Which would be more funny if it weren't true.
Despite abandoning his Secretary of Health and Human Services nomination in disgrace in February 2009, the K Street tax cheat who evaded IRS rules for years remains a top White House confidante and policy strategist. In fact, he’s leading the drive to save Obamacare. He climbed up from under the bus back into the Oval Office and onto the sets of Meet the Press and This Week with George Stephanopoulos to offer his rescue plan.

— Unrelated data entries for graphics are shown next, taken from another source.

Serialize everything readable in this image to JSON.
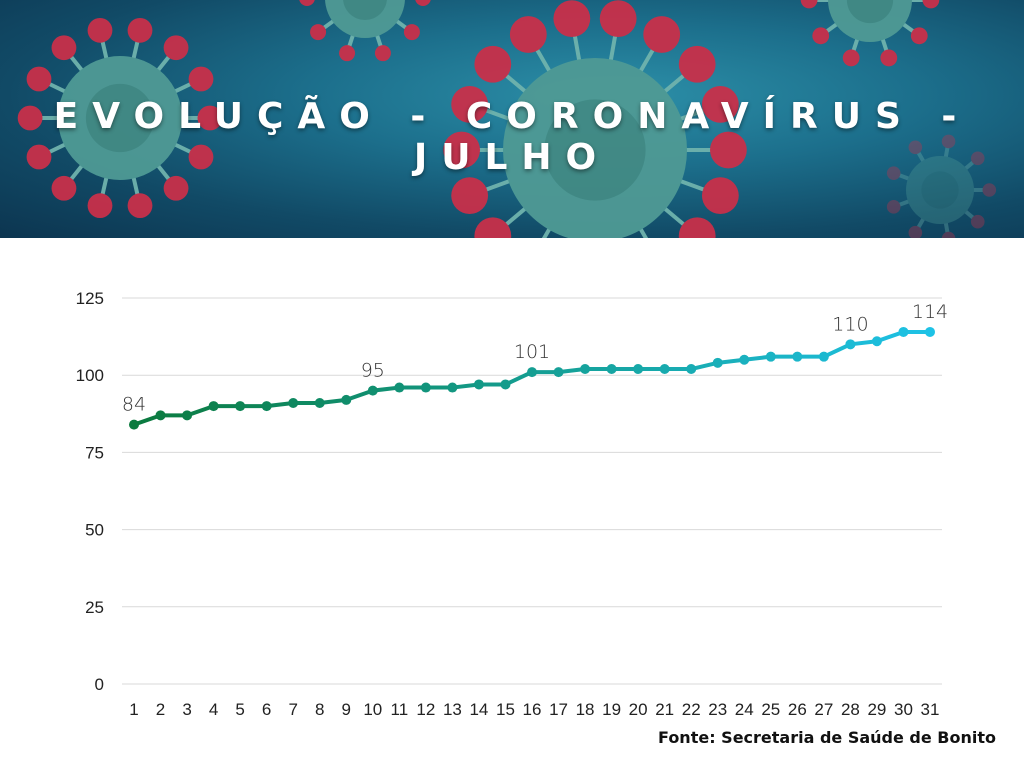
{
  "title": "EVOLUÇÃO - CORONAVÍRUS - JULHO",
  "source": "Fonte: Secretaria de Saúde de Bonito",
  "colors": {
    "start": "#0b7a3e",
    "end": "#1ec2e6",
    "grid": "#d9d9d9",
    "label": "#333333"
  },
  "chart_data": {
    "type": "line",
    "title": "EVOLUÇÃO - CORONAVÍRUS - JULHO",
    "xlabel": "",
    "ylabel": "",
    "categories": [
      "1",
      "2",
      "3",
      "4",
      "5",
      "6",
      "7",
      "8",
      "9",
      "10",
      "11",
      "12",
      "13",
      "14",
      "15",
      "16",
      "17",
      "18",
      "19",
      "20",
      "21",
      "22",
      "23",
      "24",
      "25",
      "26",
      "27",
      "28",
      "29",
      "30",
      "31"
    ],
    "values": [
      84,
      87,
      87,
      90,
      90,
      90,
      91,
      91,
      92,
      95,
      96,
      96,
      96,
      97,
      97,
      101,
      101,
      102,
      102,
      102,
      102,
      102,
      104,
      105,
      106,
      106,
      106,
      110,
      111,
      114,
      114
    ],
    "yticks": [
      0,
      25,
      50,
      75,
      100,
      125
    ],
    "ylim": [
      0,
      125
    ],
    "grid": true,
    "legend": "none",
    "annotations": [
      {
        "index": 0,
        "label": "84"
      },
      {
        "index": 9,
        "label": "95"
      },
      {
        "index": 15,
        "label": "101"
      },
      {
        "index": 27,
        "label": "110"
      },
      {
        "index": 30,
        "label": "114"
      }
    ]
  }
}
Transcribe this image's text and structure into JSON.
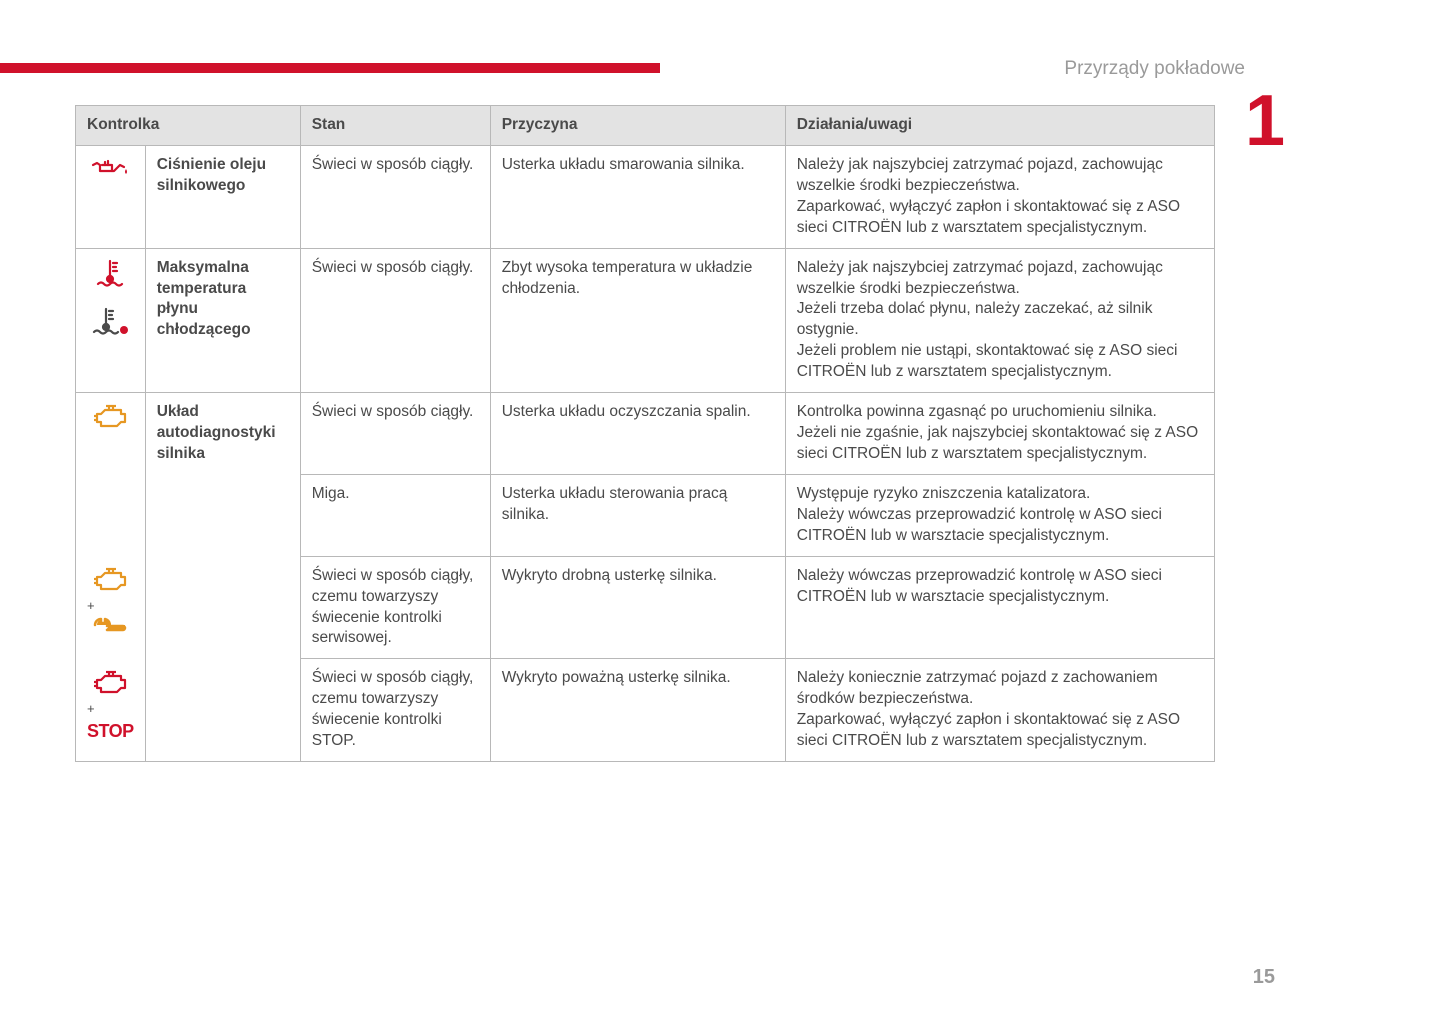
{
  "header": {
    "section_title": "Przyrządy pokładowe",
    "chapter_number": "1",
    "page_number": "15"
  },
  "colors": {
    "accent": "#d0112b",
    "icon_red": "#d0112b",
    "icon_orange": "#e69722",
    "text_gray": "#4a4a4a",
    "muted_gray": "#9a9a9a",
    "header_bg": "#e3e3e3",
    "border": "#b8b8b8"
  },
  "table": {
    "headers": {
      "indicator": "Kontrolka",
      "state": "Stan",
      "cause": "Przyczyna",
      "action": "Działania/uwagi"
    },
    "rows": {
      "oil": {
        "label": "Ciśnienie oleju silnikowego",
        "state": "Świeci w sposób ciągły.",
        "cause": "Usterka układu smarowania silnika.",
        "action": "Należy jak najszybciej zatrzymać pojazd, zachowując wszelkie środki bezpieczeństwa.\nZaparkować, wyłączyć zapłon i skontaktować się z ASO sieci CITROËN lub z warsztatem specjalistycznym."
      },
      "temp": {
        "label": "Maksymalna temperatura płynu chłodzącego",
        "state": "Świeci w sposób ciągły.",
        "cause": "Zbyt wysoka temperatura w układzie chłodzenia.",
        "action": "Należy jak najszybciej zatrzymać pojazd, zachowując wszelkie środki bezpieczeństwa.\nJeżeli trzeba dolać płynu, należy zaczekać, aż silnik ostygnie.\nJeżeli problem nie ustąpi, skontaktować się z ASO sieci CITROËN lub z warsztatem specjalistycznym."
      },
      "diag": {
        "label": "Układ autodiagnostyki silnika",
        "r1": {
          "state": "Świeci w sposób ciągły.",
          "cause": "Usterka układu oczyszczania spalin.",
          "action": "Kontrolka powinna zgasnąć po uruchomieniu silnika.\nJeżeli nie zgaśnie, jak najszybciej skontaktować się z ASO sieci CITROËN lub z warsztatem specjalistycznym."
        },
        "r2": {
          "state": "Miga.",
          "cause": "Usterka układu sterowania pracą silnika.",
          "action": "Występuje ryzyko zniszczenia katalizatora.\nNależy wówczas przeprowadzić kontrolę w ASO sieci CITROËN lub w warsztacie specjalistycznym."
        },
        "r3": {
          "state": "Świeci w sposób ciągły, czemu towarzyszy świecenie kontrolki serwisowej.",
          "cause": "Wykryto drobną usterkę silnika.",
          "action": "Należy wówczas przeprowadzić kontrolę w ASO sieci CITROËN lub w warsztacie specjalistycznym."
        },
        "r4": {
          "state": "Świeci w sposób ciągły, czemu towarzyszy świecenie kontrolki STOP.",
          "cause": "Wykryto poważną usterkę silnika.",
          "action": "Należy koniecznie zatrzymać pojazd z zachowaniem środków bezpieczeństwa.\nZaparkować, wyłączyć zapłon i skontaktować się z ASO sieci CITROËN lub z warsztatem specjalistycznym."
        },
        "plus": "+",
        "stop_label": "STOP"
      }
    }
  }
}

It’s Daschle’s idea to morph the unpopular “public option” into non-profit “health care co-ops” that will almost certainly receive government funding, support, and tax advantages over private insurers. Old colleagues on both sides of the Senate aisle are now promoting his alternative. Last week, he penned a Do It For Teddy Kennedy pep rally op-ed in the Wall Street Journal urging Democrats to go it alone and depend on the backroom Senate reconciliation process if necessary to get a deal done.
...
The White House told the Washington Post that Daschle is simply a trusted “sounding board” and “friend” offering invaluable assistance as an experienced individual with a passion for health care reform. But Daschle is the dictionary definition of a self-interested Washington lobbyist and Beltway swamp creature. Married to heavy-hitting aviation lobbyist Linda Hall Daschle
(who, as I recall, was getting rich as a lobbyist while he was in office), the former U.S. Senator from South Dakota has earned more than $5 million as a professional back-scratcher since leaving life as an entrenched incumbent. In the parlance of self-exempting Team Obama members, Daschle is merely a beneficent “resource,” as he described himself to the New York Times, serving the Public Interest.

The truth: Daschle is cashing in mightily on his role as “the architect of President Obama’s health care plan” in the private sector – and evading lobbyist disclosure by reinventing himself as a highly paid “senior adviser” to D.C.-based law firm/influence-peddling shop Alston & Bird.